Compared with several pieces of literature that studied on Western academic women, we can find some similarity in term of the constraints that both women faced during their mobility projects linked to their condition as women regarded as naturally and attached to place and family. Despite these similarities, our data can evidence more strongly about the fact that these women are conscious about the strength that international academic mobility can provide to improve their CV and get enough prestige and recognition, to overpass the social disadvantages of their gender at home countries. This leads us to an important conclusion, that is, academic mobility means different things for women with distinct characteristics, such as age, social class, marital status, motherhood status, and nationality.
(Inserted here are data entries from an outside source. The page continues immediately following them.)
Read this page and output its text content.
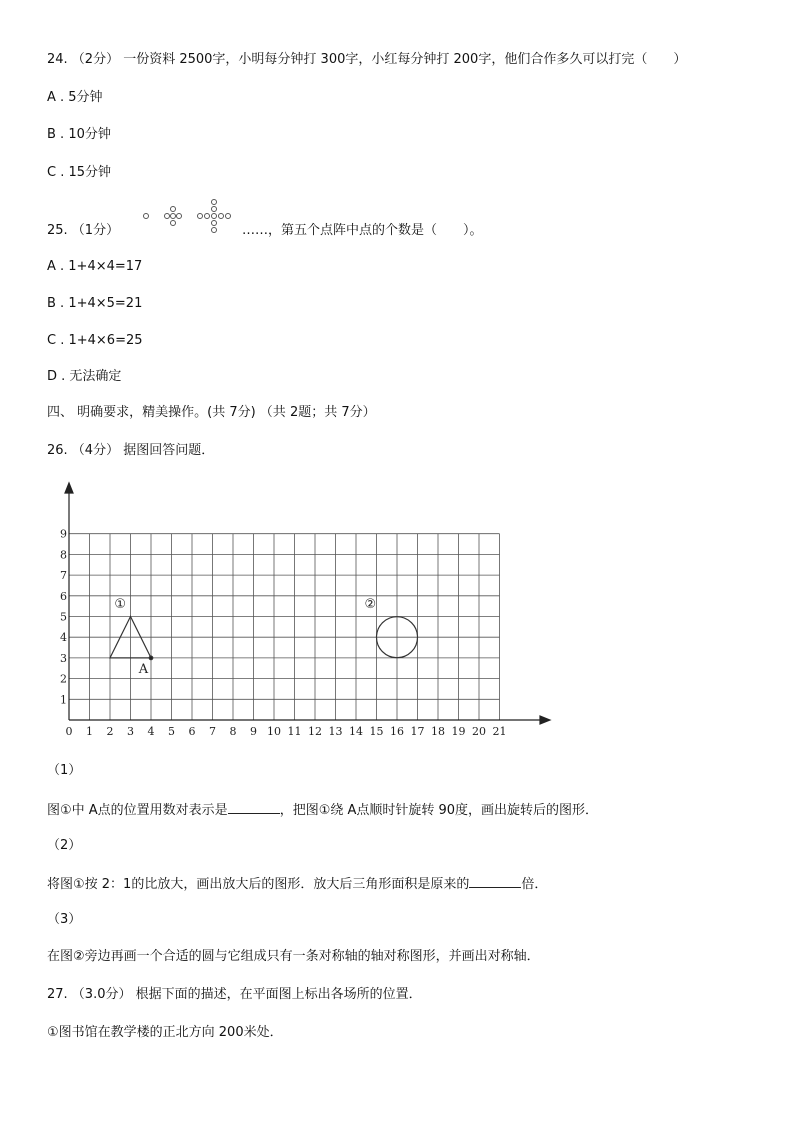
24. （2分） 一份资料 2500字，小明每分钟打 300字，小红每分钟打 200字，他们合作多久可以打完（　　）
A . 5分钟
B . 10分钟
C . 15分钟
25. （1分）	……，第五个点阵中点的个数是（　　）。
A . 1+4×4=17
B . 1+4×5=21
C . 1+4×6=25
D . 无法确定
四、 明确要求，精美操作。(共 7分) （共 2题；共 7分）
26. （4分） 据图回答问题．
0 1 2 3 4 5 6 7 8 9 10 11 12 13 14 15 16 17 18 19 20 21
1
2
3
4
5
6
7
8
9
①	②
A
（1）
图①中 A点的位置用数对表示是	，把图①绕 A点顺时针旋转 90度，画出旋转后的图形．
（2）
将图①按 2：1的比放大，画出放大后的图形．放大后三角形面积是原来的	倍．
（3）
在图②旁边再画一个合适的圆与它组成只有一条对称轴的轴对称图形，并画出对称轴．
27. （3.0分） 根据下面的描述，在平面图上标出各场所的位置．
①图书馆在教学楼的正北方向 200米处．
Our data shows that gender issues emerge prominently when women are mothers, or married, exacerbated by the fact that some of them are living in post-war, post-conflict environments, where the struggles for recovery and reconstruction, both internal and external, could mean opportunities for more mobility, or the opposite: limitations. The impact of these factors is to shape their paths and varies according to cultural and political contexts in which they live. On the other hand, it was demonstrated that cultural patterns dictate how women should behave, and until what extent are they allowed to go abroad, and this appears be rather similar to what happens across the western world, even in low intensity. Particularly relevant and demanding further study is the way mobility can be incompatible with stable intimate relationships, when considering the effects and modes of expression of male-dominated culture patterns that tend to ‘jail’ women to fixed spaces and territories, whilst men are much more socialized with mobility and displacement.
Disclosure statement
No potential conflict of interest was reported by the authors.
Notes on contributors
Therese Nguyen Thi Phuong Tam is a university lecture and researcher in Community Development, Faculty of Social Science of National University of Timor-Lorosa’e. Nguyen holds a PhD in Sociology from Uminho, Portugal. Her main research areas are gender equality, women mobility, women and innovation, women’s rural livelihoods, women in Southeast Asia, and community participation.
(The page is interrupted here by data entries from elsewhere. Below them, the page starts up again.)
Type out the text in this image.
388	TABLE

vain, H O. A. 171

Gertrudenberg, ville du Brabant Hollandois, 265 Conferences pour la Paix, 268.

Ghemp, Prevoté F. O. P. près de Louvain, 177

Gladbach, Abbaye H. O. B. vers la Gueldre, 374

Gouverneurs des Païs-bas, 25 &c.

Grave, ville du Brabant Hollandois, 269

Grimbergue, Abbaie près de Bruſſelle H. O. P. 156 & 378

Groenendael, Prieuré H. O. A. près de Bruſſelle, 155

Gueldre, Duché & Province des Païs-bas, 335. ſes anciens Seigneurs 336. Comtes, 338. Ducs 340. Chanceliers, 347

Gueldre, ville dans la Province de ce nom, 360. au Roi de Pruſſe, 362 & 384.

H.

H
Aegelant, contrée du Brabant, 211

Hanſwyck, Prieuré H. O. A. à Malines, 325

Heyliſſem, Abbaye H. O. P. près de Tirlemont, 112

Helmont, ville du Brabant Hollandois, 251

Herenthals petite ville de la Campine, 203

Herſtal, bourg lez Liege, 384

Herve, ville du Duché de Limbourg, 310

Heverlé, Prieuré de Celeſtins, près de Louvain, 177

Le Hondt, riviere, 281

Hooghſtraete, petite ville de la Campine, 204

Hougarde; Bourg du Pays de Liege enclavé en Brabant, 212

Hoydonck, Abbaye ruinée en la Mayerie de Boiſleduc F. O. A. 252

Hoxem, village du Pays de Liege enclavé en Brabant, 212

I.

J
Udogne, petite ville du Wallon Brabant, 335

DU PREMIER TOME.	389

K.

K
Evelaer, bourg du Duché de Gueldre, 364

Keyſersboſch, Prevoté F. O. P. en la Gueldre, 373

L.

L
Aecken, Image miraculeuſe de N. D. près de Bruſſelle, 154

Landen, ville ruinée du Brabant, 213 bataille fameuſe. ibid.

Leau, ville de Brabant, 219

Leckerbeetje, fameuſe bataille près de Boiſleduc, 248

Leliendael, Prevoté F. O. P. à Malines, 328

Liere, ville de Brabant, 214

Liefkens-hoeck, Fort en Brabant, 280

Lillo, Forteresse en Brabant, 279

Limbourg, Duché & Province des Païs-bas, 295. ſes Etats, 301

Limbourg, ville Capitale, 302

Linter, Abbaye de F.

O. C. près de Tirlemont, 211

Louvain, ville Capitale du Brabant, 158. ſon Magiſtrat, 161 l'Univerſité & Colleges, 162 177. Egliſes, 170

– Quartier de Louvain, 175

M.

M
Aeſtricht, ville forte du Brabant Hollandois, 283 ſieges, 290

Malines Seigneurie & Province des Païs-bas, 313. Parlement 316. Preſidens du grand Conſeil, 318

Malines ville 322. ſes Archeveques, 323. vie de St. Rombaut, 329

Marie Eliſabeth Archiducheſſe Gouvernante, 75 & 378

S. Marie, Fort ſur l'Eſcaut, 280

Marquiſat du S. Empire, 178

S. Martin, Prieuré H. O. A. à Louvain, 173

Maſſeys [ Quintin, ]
Emilia Araújo is teacher at the University of Minho, Department of Sociology, and researcher at CECS – Research Center in Communication Studies. Her main research interests have been time, science and culture. Over the last years she has developed studies on gender and academic careers, with a focus on time experiences, mobility and networks.
Acknowledgements
We are very grateful to the all the academic women who were willing to share their stories and experiences that can contribute to building new knowledge on the mobility study in South East Asia. We would like to say special thanks to Dr. Marie Jacqueline Siapno from State University of California for her thoughtful comments and careful proofreading of the draft.